3.6.3 Likelihood Ratio. Another advanced method is the likelihood ratio test. This method is used in software known as MuSig, as described in Report MLM-3736 of section 2. This software is in use at many laboratories around the world. Although this is the analysis method usually associated with the Neyer D-Optimal method, it can analyze the results of tests conducted using any test method. The analysis method computes the maximum likelihood estimates of the parameters. It computes estimates of the variance of the parameters by using the likelihood ratio test. This analysis method gives the correct results asymptotically. It will analyze the results of any test, even if the successes and failures do not overlap. It gives reliable results if the sample size is greater than 20.

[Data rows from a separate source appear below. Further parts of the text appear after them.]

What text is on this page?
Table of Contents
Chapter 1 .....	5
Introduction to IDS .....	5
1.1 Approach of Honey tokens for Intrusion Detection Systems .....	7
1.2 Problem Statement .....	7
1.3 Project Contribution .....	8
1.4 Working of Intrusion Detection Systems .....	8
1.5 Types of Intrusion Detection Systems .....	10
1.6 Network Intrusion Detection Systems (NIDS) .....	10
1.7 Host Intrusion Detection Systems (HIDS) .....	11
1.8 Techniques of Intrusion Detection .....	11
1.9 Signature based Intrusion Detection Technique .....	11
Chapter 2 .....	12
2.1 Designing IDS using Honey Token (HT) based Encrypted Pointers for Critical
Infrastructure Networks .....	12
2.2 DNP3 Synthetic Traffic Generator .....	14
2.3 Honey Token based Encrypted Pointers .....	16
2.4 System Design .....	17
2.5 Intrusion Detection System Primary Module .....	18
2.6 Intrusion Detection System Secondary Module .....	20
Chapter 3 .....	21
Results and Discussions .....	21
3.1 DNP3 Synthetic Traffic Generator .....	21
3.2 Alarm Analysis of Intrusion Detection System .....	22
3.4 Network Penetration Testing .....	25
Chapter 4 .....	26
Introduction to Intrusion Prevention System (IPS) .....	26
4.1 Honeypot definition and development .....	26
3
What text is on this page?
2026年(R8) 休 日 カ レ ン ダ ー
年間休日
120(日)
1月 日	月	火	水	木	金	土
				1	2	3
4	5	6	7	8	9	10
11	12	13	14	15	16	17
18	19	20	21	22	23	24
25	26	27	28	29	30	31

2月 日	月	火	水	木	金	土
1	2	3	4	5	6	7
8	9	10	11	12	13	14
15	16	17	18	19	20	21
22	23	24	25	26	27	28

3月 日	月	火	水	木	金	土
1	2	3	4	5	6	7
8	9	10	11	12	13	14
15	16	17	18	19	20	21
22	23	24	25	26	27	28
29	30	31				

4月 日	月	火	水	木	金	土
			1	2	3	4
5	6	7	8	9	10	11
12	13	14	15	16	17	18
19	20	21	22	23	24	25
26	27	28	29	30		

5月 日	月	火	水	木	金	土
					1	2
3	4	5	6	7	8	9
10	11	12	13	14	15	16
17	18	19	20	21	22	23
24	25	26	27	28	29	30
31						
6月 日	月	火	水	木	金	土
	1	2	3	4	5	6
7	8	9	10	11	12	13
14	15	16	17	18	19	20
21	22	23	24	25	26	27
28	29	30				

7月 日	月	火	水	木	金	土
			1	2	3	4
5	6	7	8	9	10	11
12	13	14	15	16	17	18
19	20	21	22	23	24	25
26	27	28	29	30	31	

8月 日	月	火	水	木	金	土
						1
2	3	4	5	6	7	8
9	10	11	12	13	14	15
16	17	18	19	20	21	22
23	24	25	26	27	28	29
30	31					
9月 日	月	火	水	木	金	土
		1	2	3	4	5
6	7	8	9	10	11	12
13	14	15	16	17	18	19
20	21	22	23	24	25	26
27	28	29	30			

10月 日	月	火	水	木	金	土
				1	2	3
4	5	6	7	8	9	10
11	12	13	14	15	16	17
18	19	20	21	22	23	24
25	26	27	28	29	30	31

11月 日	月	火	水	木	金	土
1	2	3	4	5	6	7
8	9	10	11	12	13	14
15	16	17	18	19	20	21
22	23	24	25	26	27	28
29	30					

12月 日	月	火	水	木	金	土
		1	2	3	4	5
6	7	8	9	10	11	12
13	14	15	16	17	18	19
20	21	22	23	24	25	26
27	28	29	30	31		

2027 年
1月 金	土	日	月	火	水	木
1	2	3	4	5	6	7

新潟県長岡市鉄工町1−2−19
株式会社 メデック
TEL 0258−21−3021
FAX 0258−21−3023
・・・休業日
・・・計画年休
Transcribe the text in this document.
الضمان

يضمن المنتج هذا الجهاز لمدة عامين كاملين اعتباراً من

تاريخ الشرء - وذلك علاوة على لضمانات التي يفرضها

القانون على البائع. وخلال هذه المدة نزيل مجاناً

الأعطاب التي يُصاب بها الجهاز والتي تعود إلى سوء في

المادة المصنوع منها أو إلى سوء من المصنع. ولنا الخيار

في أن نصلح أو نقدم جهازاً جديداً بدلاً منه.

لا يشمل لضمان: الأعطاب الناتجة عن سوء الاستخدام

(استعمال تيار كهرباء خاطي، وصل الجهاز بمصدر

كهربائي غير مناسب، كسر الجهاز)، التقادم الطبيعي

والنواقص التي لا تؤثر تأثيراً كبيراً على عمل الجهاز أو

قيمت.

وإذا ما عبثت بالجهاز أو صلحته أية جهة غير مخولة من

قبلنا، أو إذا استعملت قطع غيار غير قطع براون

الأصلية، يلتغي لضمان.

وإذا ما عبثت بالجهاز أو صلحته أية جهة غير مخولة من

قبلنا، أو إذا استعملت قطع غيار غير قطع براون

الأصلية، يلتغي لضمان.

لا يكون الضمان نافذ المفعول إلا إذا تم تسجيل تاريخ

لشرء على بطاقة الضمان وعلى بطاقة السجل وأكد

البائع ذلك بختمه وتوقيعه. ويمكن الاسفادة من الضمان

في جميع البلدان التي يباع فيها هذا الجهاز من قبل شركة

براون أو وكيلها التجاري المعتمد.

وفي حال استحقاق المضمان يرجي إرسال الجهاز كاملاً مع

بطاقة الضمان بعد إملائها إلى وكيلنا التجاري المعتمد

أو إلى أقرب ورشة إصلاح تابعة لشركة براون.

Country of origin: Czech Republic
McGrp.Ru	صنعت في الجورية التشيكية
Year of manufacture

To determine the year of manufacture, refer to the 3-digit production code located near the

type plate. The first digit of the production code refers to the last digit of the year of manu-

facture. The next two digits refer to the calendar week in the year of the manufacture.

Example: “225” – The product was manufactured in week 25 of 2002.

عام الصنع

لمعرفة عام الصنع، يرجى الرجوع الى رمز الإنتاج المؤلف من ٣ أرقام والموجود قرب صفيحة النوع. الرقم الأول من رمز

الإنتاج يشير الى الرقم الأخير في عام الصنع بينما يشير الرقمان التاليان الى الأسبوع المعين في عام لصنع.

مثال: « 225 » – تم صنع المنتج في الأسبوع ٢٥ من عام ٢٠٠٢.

3.7 Comparison of Analysis Methods. The two most widely used general analysis methods can be compared in a number of ways. The most meaningful way to compare the methods is to determine what fraction of the time the true parameters are outside of the specified confidence region. A properly computed 95% confidence region, for example, should contain the true parameters approximately 95% of the time.
Figure 3 shows the fraction of parameters outside a given confidence region for both the asymptotic analysis used by ASENT and the likelihood ratio analysis used by MuSig. This figure is for a sample size of 30 for the Bruceton, Langlie, and Neyer D-Optimal tests. The solid line in the figure is what a perfect analysis method would produce. For the group of lines using squares to denote plot points the upper line is the Langlie method, the next lower is the Neyer D-Optimal method and the next is the Bruceton. For the group using circles, the upper is Langlie, the next Neyer D-Optimal and the lower Bruceton.
Figure 3: Comparison of Confidence Likelihood Ratio versus ASENT
The figure clearly shows that both of the analysis methods produce false confidence. For example, for a nominal 95% confidence region, the likelihood ratio test has the parameters outside of the confidence region approximately 8% of the time. While this is more than the 5% expected for a true 95% confidence region it is close to the requested confidence. Note that it would be prudent for the user of this information to specify a slightly more restrictive confidence (such as 97%) to achieve the required 95% confidence region.
The asymptotic 95% confidence region however, has the parameters outside of the confidence region approximately 20% of the time. To achieve a true 95% confidence region using this analysis method would require the computation of a confidence region greater than 99%.
First elements that are considered qualified when analyzed according to one analysis method could be unqualified when analyzed according to a more exact analysis method such as the likelihood ratio test. Thus, the end item user should either specify the analysis method or be consulted by the test facility as to options available. If a true 95% confidence region is required, then only analysis methods capable of producing a realistic confidence region should be used.